The translation model is open sourced and the original source codes are made freely available. It will facilitate other independent researchers and technology companies to reproduce, modify and further advance the existing multilingual models according to their requirements.

The machine learning-based model is trained on nearly 2,200 language pairs, almost ten times more than the previous best models that rely only on English language data.

“We will continue to improve our model by incorporating cutting-edge research, exploring ways to deploy machine translation systems responsibly and creating more specialised architectures,”  Ms Fan said.

“The research can further advance how our systems understand text for low-resource languages using unlabelled data,” she added.

Traditional machine translation tools require building separate AI models for each language and each task.

Some of the advanced multilingual systems can process multiple languages at once, but their accuracy is compromised since they rely on English data to bridge the gap between the source and target languages, Facebook said.

“This approach does not scale effectively on Facebook, where people post content in more than 160 languages across billions of posts.
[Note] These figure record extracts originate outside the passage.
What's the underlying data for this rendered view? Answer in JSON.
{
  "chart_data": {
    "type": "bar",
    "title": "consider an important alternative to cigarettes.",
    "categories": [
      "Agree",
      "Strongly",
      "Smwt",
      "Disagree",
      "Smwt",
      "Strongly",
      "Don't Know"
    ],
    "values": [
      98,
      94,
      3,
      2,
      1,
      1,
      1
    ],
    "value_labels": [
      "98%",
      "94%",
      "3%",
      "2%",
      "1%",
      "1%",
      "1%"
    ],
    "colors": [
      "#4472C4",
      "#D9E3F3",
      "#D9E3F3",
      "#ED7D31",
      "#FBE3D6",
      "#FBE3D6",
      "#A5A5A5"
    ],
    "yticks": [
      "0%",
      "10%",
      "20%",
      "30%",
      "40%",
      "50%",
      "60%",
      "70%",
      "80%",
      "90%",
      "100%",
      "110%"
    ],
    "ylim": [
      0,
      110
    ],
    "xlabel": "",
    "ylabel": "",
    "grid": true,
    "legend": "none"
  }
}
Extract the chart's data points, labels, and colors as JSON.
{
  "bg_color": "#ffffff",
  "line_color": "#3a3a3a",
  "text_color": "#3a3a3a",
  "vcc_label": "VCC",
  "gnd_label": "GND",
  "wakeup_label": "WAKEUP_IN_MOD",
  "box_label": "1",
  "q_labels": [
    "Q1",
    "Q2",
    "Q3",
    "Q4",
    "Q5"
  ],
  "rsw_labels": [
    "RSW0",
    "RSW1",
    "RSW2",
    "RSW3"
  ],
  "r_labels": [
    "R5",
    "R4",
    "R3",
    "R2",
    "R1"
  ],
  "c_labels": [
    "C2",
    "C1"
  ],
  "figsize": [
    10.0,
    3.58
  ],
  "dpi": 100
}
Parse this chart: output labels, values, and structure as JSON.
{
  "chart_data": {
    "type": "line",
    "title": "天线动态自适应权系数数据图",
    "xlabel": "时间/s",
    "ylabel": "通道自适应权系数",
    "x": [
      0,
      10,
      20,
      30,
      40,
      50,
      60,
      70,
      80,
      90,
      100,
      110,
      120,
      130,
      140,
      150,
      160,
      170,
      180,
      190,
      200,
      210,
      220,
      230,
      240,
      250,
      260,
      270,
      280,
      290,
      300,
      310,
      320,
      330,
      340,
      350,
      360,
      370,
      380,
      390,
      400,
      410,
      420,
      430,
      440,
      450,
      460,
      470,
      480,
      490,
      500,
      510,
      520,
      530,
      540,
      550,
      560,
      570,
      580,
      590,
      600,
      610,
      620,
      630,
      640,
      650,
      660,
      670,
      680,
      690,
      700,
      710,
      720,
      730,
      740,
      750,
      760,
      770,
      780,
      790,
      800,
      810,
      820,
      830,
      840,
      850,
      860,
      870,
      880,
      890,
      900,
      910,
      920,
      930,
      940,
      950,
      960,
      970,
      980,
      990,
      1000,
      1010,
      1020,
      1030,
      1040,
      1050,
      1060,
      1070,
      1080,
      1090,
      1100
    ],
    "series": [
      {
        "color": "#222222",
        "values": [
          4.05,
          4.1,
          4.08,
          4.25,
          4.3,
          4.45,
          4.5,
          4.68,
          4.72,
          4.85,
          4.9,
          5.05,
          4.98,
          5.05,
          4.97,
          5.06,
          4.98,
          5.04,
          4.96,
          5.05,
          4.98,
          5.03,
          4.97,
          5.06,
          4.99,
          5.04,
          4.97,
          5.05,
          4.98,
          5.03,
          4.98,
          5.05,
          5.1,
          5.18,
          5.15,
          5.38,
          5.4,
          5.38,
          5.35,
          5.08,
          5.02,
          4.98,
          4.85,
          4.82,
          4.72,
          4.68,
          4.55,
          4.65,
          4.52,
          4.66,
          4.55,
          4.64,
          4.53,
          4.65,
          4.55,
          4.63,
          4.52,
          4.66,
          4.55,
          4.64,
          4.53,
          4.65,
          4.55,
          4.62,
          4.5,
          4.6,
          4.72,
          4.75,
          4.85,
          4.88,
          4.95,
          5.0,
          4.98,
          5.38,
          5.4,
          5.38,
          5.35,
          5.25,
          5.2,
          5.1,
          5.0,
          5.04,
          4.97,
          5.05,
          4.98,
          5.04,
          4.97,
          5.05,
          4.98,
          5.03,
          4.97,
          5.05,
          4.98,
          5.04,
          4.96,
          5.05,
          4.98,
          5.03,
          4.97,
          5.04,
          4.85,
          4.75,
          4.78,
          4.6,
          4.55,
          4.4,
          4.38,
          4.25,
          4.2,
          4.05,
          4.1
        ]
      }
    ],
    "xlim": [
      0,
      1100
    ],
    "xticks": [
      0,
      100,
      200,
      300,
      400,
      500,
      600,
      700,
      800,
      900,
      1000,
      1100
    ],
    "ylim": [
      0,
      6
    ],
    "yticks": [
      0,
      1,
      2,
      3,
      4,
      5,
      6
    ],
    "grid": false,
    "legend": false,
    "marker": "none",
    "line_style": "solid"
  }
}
We need one model that can translate any language to better serve our community … nearly two-third of which use a language other than English,” said Ms Fan.

Facebook's new translation tool

Facebook's new translation tool

Facebook said it is using various scaling techniques to create translation data sets and build a universal model with 15 billion parameters to reflect a more diverse script of languages. It has already created data sets with 7.5 billion sentences for 100 languages.

“The volume of data required for training grows quadratically with the number of languages that we support,” Ms Fan said.